500 Days Of Film Reviews The Help And Finds A Poignant Film About The Effects Of Discrimination
It is 1960s Mississippi, and Skeeter Phelan (Emma Stone) returns to her hometown of Jackson.
She desperately wants to become a journalist and is encouraged to get some writing experience from publisher Elain Stein (Mary Steenburgen).
Skeeter starts work at the local newspaper and is given the regular cleaning advice column.
Having little experience in this area, she asks maid, Aibileen Clark (Viola Davies), for help.
As she spends more time with Aibileen, Skeeter realises how difficult life is for all of the maids in Jackson. This, she decides, is a story that needs to be told.
Is It Any Good?
There are two reasons why I love The Help. They are Viola Davies and Octavia Spencer. They act their socks off. Their brilliant performances go from heart breaking to hilarious. I could watch them both all day long.
The film also features other great performances - particularly from Emma Stone, Bryce Dallas Howard (as Hilly). Jessica Chastain (as Celia) and Allison Janney (as Skeeter’s mother). They all play their parts extremely well and the story is certainly a satisfying one.
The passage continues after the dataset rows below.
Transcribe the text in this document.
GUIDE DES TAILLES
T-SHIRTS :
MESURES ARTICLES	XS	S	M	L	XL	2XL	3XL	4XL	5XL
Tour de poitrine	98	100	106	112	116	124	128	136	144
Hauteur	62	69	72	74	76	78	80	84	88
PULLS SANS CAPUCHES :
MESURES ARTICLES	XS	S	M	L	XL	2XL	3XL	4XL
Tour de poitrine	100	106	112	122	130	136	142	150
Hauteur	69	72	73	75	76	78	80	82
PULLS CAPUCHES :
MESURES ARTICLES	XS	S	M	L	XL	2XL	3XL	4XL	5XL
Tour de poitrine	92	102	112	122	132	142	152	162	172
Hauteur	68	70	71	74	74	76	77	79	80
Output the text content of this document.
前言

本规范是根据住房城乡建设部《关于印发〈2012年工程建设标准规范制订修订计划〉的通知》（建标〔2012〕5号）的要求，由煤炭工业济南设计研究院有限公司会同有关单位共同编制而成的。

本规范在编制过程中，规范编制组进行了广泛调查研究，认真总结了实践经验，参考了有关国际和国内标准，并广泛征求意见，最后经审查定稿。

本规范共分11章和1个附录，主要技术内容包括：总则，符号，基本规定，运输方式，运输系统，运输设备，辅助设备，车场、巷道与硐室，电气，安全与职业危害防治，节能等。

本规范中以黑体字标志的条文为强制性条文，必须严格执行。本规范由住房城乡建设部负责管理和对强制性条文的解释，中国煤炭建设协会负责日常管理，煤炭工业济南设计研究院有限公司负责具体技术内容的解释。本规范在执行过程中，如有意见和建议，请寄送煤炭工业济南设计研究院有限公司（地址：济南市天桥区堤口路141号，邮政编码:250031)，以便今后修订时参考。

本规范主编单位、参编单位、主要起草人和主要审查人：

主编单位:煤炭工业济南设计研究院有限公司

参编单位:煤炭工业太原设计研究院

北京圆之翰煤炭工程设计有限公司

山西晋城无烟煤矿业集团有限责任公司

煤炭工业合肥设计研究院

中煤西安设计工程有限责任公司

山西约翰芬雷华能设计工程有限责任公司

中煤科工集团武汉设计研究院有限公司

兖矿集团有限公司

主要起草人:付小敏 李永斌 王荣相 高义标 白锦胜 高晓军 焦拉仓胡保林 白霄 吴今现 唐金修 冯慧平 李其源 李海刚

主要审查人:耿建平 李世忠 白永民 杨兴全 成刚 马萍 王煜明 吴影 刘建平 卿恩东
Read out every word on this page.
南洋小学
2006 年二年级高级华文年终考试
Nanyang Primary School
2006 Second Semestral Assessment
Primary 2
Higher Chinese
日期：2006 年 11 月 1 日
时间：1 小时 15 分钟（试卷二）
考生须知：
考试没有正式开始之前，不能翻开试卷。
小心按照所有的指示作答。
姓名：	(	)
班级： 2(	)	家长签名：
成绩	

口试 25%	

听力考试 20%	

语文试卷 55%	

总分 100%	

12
Despite its tough subject, The Help does not seek to upset or even show us much of the hardships that these woman face.
It is not harrowing, although it could be. It is not shocking, although it could be. And it is not brutal - although, of course, it could have been.
Instead, The Help gives us two powerful characters and - through humour and sadness - they tell us all that we need to know.
Interesting that David Oyelowo plays the pastor in The Help. He, of course, then went on to play Martin Luther King in Selma.
I start to tear up early on in this film and cry on and off all the way through. It really tugs on those old heartstrings.